Gamaliel appelait les membres du Sanhédrin "ἀδελφοί". Le mot avait la même acception large que le français "frères". Gamaliel fut le maître de Paul mais celui-ci ne devait pas partager les visées de son maître, puisqu'il assista au meurtre d'Étienne.

Sans souiller vos mains
Gamaliel semblait donner raison à Pierre qui accusait les membres du Sanhédrin d'avoir tué Jésus de leurs mains; il les mettait en garde de ne pas les souiller (à nouveau) en supprimant les Apôtres. Mais surtout il faisait écho à la parole du[grand]-prêtre: vous voulez faire retomber sur nous le sang de cet homme là, une parole reprise et amplifiée par l'évangéliste Matthieu (Mt27:25).

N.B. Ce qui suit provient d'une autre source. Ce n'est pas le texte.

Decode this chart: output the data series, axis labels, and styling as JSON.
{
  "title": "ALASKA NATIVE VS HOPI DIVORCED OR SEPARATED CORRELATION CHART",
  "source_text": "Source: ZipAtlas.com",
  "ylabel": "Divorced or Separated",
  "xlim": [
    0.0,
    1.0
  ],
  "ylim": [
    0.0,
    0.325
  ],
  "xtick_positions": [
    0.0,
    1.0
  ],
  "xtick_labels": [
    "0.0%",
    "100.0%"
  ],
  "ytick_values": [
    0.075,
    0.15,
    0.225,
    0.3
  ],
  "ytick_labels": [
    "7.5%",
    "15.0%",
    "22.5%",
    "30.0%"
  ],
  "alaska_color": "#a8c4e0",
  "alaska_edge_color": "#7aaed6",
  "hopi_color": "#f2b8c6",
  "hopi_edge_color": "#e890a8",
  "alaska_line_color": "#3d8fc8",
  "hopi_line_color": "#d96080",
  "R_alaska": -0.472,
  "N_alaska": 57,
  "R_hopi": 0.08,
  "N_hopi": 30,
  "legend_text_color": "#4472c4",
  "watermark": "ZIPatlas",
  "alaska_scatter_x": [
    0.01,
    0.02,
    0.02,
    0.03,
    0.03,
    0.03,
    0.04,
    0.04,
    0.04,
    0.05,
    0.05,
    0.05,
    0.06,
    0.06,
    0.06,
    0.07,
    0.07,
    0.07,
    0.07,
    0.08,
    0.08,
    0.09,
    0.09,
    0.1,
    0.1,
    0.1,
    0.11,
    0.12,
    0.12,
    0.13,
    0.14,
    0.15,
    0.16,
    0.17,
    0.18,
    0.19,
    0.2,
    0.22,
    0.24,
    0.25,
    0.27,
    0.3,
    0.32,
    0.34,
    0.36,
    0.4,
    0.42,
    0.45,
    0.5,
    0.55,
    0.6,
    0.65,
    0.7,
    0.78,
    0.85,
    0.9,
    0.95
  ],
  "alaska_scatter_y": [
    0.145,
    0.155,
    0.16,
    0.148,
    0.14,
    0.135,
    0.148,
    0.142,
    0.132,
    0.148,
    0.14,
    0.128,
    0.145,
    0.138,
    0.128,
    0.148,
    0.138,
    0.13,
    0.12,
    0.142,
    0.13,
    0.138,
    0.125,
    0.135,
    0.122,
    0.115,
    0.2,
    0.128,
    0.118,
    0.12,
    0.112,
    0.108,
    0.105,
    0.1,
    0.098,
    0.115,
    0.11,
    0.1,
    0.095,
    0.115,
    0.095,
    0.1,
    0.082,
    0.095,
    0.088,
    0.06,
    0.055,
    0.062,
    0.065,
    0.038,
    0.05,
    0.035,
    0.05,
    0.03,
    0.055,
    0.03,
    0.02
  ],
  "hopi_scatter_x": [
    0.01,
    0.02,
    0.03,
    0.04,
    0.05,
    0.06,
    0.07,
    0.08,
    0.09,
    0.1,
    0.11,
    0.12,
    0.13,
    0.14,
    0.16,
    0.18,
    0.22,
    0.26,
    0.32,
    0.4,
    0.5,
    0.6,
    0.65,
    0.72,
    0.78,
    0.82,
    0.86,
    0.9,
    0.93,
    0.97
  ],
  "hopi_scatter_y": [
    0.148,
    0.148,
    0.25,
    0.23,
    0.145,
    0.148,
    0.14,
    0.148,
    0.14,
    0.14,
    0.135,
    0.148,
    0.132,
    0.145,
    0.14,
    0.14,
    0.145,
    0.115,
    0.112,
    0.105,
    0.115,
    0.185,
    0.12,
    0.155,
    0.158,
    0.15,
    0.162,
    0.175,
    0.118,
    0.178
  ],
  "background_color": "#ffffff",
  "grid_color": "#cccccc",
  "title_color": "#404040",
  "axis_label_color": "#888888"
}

5,41 pour le Nom ils avaient été jugés dignes d'être maltraités
Pour le Nom : - Convient-il de considérer sous ce vocable le Nom divin auquel aurait été associé le nom de Jésus jusqu'à lui être identifié?  Sinon "le nom du Messie"  - seul nom par lequel nous soyons sauvés,  disait Pierre (cf Ac4,12) - et que la tradition midrashique estimait être dans la pensée de Dieu dès avant la Création ?
 
5,42"Annoncer le Seigneur JésusChrist” est compris par les auteurs de "the message of Acts”, p355-6 comme l' annonce que Jésus Christ est le Seigneur (announcing that the Lord was Jesus the Messiah), c'est-à dire que Le Seigneur des écritures juives est Jésus, le Messie.
L'objet de l'annonce n'est plus seulement la bonne nouvelle apportée par Jésus ou les signes accomplis en son nom, mais son identité même. Annoncer le Messie c'est annoncer le Seigneur Jésus Christ.